At one time, Rotary was a male-only, exclusive club, but Hazelett said those walls have been brought down, which aides in their recruitment efforts. Anderson said Rotary has made a concerted effort in recent years to focus on recruiting younger leaders. As Huntington goes through a renaissance of small business owners, members are hopeful they can begin enlisting more small business owners into the Rotary community.
“Rotary offers a wonderful opportunity for young folks starting out in business, starting out in professions, lawyers, doctors, business people, educators; one of our goals is to bring those folks together to get them in the same room and get them talking, better acquainted with each other, knowing what their goals and problems are and hopefully promote collaboration and partnerships,” King said.
The Rotaract Club at Marshall is a junior club under the Huntington Rotary’s organization, adding to the special relationship between the two entities. While conducting virtual meetings, the Lewis College of Business provided technical assistance to ensure Rotary was meeting the objectives of the community, Hazelett said.

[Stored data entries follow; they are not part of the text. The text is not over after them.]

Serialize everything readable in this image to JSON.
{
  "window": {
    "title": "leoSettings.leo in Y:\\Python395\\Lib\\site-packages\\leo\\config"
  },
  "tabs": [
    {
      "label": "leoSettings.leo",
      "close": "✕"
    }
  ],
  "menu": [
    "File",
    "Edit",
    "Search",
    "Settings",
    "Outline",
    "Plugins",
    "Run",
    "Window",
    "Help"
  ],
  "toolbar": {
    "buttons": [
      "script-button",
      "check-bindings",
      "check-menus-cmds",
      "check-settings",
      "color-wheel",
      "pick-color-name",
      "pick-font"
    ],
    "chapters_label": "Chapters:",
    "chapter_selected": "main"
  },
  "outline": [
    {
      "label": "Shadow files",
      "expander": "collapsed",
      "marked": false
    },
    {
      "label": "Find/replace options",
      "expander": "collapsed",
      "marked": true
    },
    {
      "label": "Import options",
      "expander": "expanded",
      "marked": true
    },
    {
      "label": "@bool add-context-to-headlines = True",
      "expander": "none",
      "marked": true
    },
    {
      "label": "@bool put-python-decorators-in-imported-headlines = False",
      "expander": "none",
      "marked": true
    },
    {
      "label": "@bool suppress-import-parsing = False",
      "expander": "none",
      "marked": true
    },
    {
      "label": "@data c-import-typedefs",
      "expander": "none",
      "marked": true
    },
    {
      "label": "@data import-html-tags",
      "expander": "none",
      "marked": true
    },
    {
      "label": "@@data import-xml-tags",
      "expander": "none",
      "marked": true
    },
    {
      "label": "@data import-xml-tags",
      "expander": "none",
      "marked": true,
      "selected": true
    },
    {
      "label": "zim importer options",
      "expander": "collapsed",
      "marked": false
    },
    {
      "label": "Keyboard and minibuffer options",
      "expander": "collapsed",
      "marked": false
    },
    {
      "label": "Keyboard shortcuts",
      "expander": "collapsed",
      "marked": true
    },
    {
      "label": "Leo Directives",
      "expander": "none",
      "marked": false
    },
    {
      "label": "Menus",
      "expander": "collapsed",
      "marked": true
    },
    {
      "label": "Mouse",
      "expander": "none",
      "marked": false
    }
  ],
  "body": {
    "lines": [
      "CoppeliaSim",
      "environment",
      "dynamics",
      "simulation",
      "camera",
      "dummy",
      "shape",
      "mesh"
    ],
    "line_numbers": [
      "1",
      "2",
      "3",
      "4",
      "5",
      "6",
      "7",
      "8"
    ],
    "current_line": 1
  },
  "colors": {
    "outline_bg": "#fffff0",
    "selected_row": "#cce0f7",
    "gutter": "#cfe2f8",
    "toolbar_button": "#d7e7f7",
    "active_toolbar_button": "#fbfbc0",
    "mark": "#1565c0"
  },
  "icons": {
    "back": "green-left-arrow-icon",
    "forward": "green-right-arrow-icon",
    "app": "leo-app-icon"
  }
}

“We tap all of our resources very effectively using Marshall University’s College of Business, so the future of Rotary is going to be leaders in these crises that have come up, continue to support education in our community and look to this equitable distribution of resources,” Hazelett said. “There’s some bright minds out there coming out of that school up there. We need to utilize them and give them the opportunity to grow as professionals.”
One of Rotary International’s main goals is the eradication of polio, and members hope to extend that mission to the COVID-19 pandemic and vaccination rates.
“If you think about it, since we are a club that supported and still supports the eradication of polio, it should come as no surprise that we are doing everything in our power to be smart in our decisions about how to survive as a club and engage as a club during COVID-19,” Anderson said.
For anyone interested in joining the organization, they need to be sponsored by an existing member, as a form of endorsement.
“Our board will look at the application and vote on approving that individual,” Anderson said. “Sometimes we’ve had referrals from our district, which is another example of the advantage of having a district and a connection of other Rotarians. They may learn of people who are interested and then send that information to either our secretary or our president, and then we follow up with that individual and invite them to join the Club.”
Hazelett said when seeking out individuals to recruit, they are looking for those who embody the service about self motto by giving back to their communities and are true Rotarians at heart.
“There’s many different ways to give back to your community, but this was my opportunity to give back and I joined and have made a number of friends and colleagues,” he said. “I’m just a phone call away. I am here to serve anyone. That’s how we operate as a club. It’s certainly the culture of the club: most anybody you need is just a phone call away.”
The Huntington Rotary Club meets every Monday at noon at the DoubleTree by Hilton Hotel in Huntington and currently has almost 90 members.
“It feels good that we have the confidence to be able to meet in person again, as a club, and we do things like social distance and limit the number of people that sit at our tables,” Anderson said. “We encourage our members to wear masks, of course, but I’ve been very pleased with our club’s level of diligence in following the leadership from our health department, which is in step with also our country on a national level too, and all of those safety guidelines.”